Vancouver GHG emissions have been reduced by 11 per cent from their peak in 2000 to 2.7 million tonnes per year. The city is on track to meet Kyoto targets for 2012 of 2.5 million tonnes. Vancouver’s drop in GHG levels is concurrent with a 27 per cent population increase since 1990 and an 18 per cent growth in employment since 1991.
The conventional wisdom is you can’t reduce emissions with a growing population and economy.
The City of Vancouver has also reduced emissions from its own operations by 33 per cent through initiatives such as building retrofits, construction of significantly more efficient buildings and improved use of Smart cars and other fuel-efficient vehicles. The City has recently partnered with BC Hydro and Pulse Energy, a Vancouver-based company that develops real-time energy-use monitoring systems, to monitor and analyze the energy performance of a cross section of the City’s largest buildings, including the downtown library and City Hall. On Monday, the City of Vancouver also signed a memorandum of understanding with BC Hydro to develop neighbourhood renewable district energy systems, build a charging network for electric vehicles, create financing tools to enable profitable investment in building energy retrofits and undertake joint long-term planning of energy infrastructure.
“Our partnership with the City of Vancouver helps us toward our goal of meeting 50 per cent of new electricity demand through conservation by 2020,” said Bev Van Ruyven, executive vice-president, Customer Care & Conservation, BC Hydro. “I applaud the City for its leadership in sustainability and conservation and am pleased that BC Hydro’s Power Smart programs are playing a key role in helping the City progress towards its green goals.” “Pulse Energy is pleased to be working with the City of Vancouver and BC Hydro to bring intelligent energy management to buildings in Vancouver,” said David Helliwell, Pulse Energy co-founder. “Vancouver is establishing a leadership position as a Green Capital by working with cleantech companies like Pulse Energy. The City of Vancouver will benefit from substantial energy savings through Pulse Energy’s ability to identify energy wasting anomalies and reduce energy use by 10 to 20 per cent.”

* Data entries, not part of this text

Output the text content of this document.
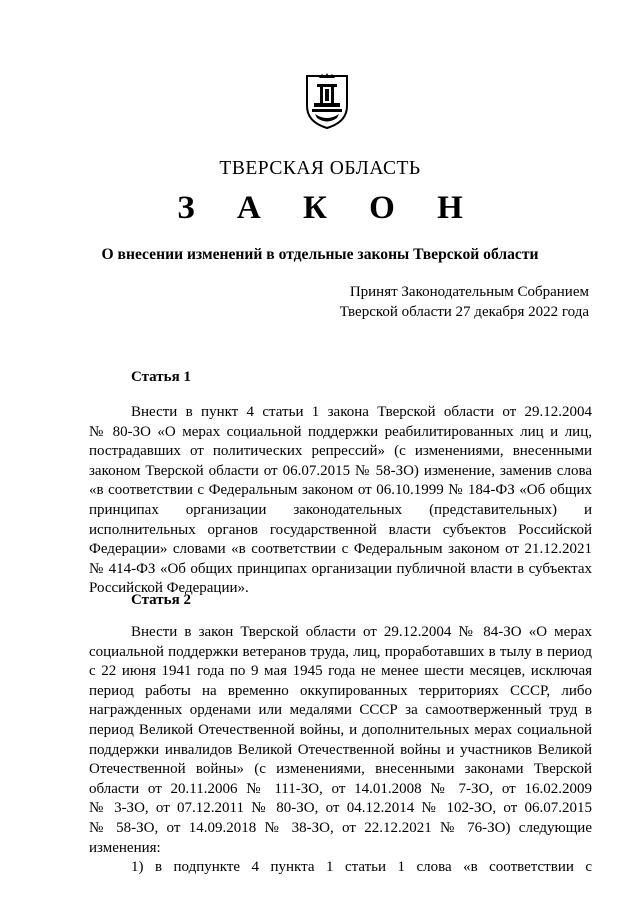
ТВЕРСКАЯ ОБЛАСТЬ
З А К О Н
О внесении изменений в отдельные законы Тверской области
Принят Законодательным Собранием
Тверской области 27 декабря 2022 года
Статья 1
Внести в пункт 4 статьи 1 закона Тверской области от 29.12.2004
№ 80-ЗО «О мерах социальной поддержки реабилитированных лиц и лиц,
пострадавших от политических репрессий» (с изменениями, внесенными
законом Тверской области от 06.07.2015 № 58-ЗО) изменение, заменив слова
«в соответствии с Федеральным законом от 06.10.1999 № 184-ФЗ «Об общих
принципах организации законодательных (представительных) и
исполнительных органов государственной власти субъектов Российской
Федерации» словами «в соответствии с Федеральным законом от 21.12.2021
№ 414-ФЗ «Об общих принципах организации публичной власти в субъектах
Российской Федерации».
Статья 2
Внести в закон Тверской области от 29.12.2004 № 84-ЗО «О мерах
социальной поддержки ветеранов труда, лиц, проработавших в тылу в период
с 22 июня 1941 года по 9 мая 1945 года не менее шести месяцев, исключая
период работы на временно оккупированных территориях СССР, либо
награжденных орденами или медалями СССР за самоотверженный труд в
период Великой Отечественной войны, и дополнительных мерах социальной
поддержки инвалидов Великой Отечественной войны и участников Великой
Отечественной войны» (с изменениями, внесенными законами Тверской
области от 20.11.2006 № 111-ЗО, от 14.01.2008 № 7-ЗО, от 16.02.2009
№ 3-ЗО, от 07.12.2011 № 80-ЗО, от 04.12.2014 № 102-ЗО, от 06.07.2015
№ 58-ЗО, от 14.09.2018 № 38-ЗО, от 22.12.2021 № 76-ЗО) следующие
изменения:
1) в подпункте 4 пункта 1 статьи 1 слова «в соответствии с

“With our goal of becoming the world’s greenest city, we need to keep pursuing GHG reductions and energy conservation throughout the city,” Mayor Robertson said. “We’re making progress, but attaining this goal will require more action and innovation. This is why we have partnered with BC Hydro and Pulse Energy to use energy management software and find ways to gain efficiencies in our largest buildings. Working with these partners will help move Vancouver closer to our goal.”